CVS pharmacy chain has announced that its stores will stop selling cigarettes and other tobacco products by Oct. 1 of this year. The decision comes as the company appears to making a move to better align its actions with its stated mission of helping individuals attain and maintain their health. Cigarettes and tobacco products are one of the top killers within the US, and profiting from their sale was apparently becoming somewhat of a eyesore against the backdrop of the company mission.
Even CEO Larry Merlo stated succinctly that the sale of cigarettes simply contradicts what the company would like to stand for. Although the decision is official, the retail giant won’t be kicking the habit cold turkey. The plan is to phase out cigarettes and other tobacco products, from the more than 7,600 CVS Caremark stores, between now and Oct. 1.
The decision is no small line-item issue for CVS. Cigarette and tobacco products represents about $2 billion of annual revenue for the company, a healthy sum which will be foregone in the name of being more aligned with their goals. Although the stock price showed a small drop on the heels of the announcement, investors and consumers have vocally praised CVS for making the decision. The decision has reportedly even garnered praise from President Obama himself, who looked positively on the decision for “saving lives and lowering healthcare costs.”
The decision may not however be totally motivated by a moral responsibility and goodwill towards men. It is true that CVS has decided to stop selling all tobacco products in the name of helping people maintain their health, however the company is still selling a copious amount of unhealthy treats. One can still find candy bars, soda, and alcohol products lining the colorful shelves of CVS. The decision to remove all tobacco products then appears to be a strategic move with healthy public relations benefits attached to it.

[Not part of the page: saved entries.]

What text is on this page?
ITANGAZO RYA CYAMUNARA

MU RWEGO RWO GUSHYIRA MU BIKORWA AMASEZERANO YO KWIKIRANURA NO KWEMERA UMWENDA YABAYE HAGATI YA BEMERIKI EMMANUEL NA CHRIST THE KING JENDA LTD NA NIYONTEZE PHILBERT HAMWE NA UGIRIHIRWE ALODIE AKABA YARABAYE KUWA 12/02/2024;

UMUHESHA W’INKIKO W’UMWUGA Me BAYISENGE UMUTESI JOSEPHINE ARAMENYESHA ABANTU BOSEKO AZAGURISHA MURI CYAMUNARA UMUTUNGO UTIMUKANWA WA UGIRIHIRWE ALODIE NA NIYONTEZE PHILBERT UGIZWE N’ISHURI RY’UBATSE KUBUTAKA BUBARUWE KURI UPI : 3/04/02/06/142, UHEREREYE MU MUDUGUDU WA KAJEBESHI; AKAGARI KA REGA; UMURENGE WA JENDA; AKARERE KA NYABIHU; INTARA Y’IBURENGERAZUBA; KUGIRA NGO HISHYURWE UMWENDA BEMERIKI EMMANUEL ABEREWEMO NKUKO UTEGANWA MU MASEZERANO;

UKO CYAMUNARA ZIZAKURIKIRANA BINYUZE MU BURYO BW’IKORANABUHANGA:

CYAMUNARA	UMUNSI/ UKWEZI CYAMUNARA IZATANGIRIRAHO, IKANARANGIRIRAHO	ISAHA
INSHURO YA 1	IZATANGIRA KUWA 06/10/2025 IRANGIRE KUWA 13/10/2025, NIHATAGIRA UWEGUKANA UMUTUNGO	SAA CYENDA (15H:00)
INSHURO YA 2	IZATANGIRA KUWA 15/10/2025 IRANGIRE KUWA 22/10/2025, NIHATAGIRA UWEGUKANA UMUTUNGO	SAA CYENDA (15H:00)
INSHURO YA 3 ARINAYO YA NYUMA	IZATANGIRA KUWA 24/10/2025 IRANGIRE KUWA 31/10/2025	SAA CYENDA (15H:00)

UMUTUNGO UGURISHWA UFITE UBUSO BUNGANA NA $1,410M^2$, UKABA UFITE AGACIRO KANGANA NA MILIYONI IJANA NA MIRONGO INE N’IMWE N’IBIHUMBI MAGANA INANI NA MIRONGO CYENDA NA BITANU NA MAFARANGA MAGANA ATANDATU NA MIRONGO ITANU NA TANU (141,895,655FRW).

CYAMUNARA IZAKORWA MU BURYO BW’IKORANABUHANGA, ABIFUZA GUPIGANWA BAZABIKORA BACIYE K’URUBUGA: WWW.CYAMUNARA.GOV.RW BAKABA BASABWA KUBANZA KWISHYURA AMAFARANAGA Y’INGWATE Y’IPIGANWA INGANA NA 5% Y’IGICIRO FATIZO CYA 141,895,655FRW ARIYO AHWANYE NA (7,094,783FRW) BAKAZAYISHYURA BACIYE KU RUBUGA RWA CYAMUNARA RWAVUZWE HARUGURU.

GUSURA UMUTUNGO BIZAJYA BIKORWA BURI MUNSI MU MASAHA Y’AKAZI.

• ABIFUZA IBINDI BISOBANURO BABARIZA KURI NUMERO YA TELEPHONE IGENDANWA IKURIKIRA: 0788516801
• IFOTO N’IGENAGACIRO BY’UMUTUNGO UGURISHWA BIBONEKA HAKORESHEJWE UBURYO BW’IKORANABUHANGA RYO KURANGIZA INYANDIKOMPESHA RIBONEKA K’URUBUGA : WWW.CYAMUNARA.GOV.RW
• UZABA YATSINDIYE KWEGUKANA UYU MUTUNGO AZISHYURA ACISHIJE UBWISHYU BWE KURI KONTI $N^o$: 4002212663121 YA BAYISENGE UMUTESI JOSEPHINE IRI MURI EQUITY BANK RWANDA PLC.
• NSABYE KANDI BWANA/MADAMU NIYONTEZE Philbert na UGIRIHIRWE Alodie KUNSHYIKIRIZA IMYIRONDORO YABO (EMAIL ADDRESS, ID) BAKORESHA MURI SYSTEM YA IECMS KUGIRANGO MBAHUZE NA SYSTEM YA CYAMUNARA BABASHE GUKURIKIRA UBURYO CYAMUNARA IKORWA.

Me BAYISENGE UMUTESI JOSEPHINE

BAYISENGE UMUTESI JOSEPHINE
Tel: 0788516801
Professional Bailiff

By kicking the habit, CVS is making a long-term decision regarding consumers and competitive advantage alike. As the internet shopping trend begins to eat into the revenue expected from items which line the floors of retailers like CVS and its competitor Walgreen, companies are always seeking new ways to set themselves apart from the competition. By taking the short term financial loss, CVS is hoping to position itself in a more favorable relationship with hospitals and doctors moving forward. With a huge portion of America either retired or heading into retirement, pharmaceutical sales to the elderly is likely to be a healthy and booming market for some time to come, and CVS is attempting to secure its position as one of the first in line to profit from that trend. If it can achieve the relationship with doctors and hospitals that it is aiming for, the $2 billion dollar short-term sacrifice by CVS could pale in comparison to potential future profits to be had.
As it stands now, CVS has made the decision to stop selling cigarettes and all tobacco products come Oct. 1, and the company is proudly letting everyone who will listen know about its “good will towards men.” Time will eventually reveal whether the decision brings to the company all that it’s hoping for.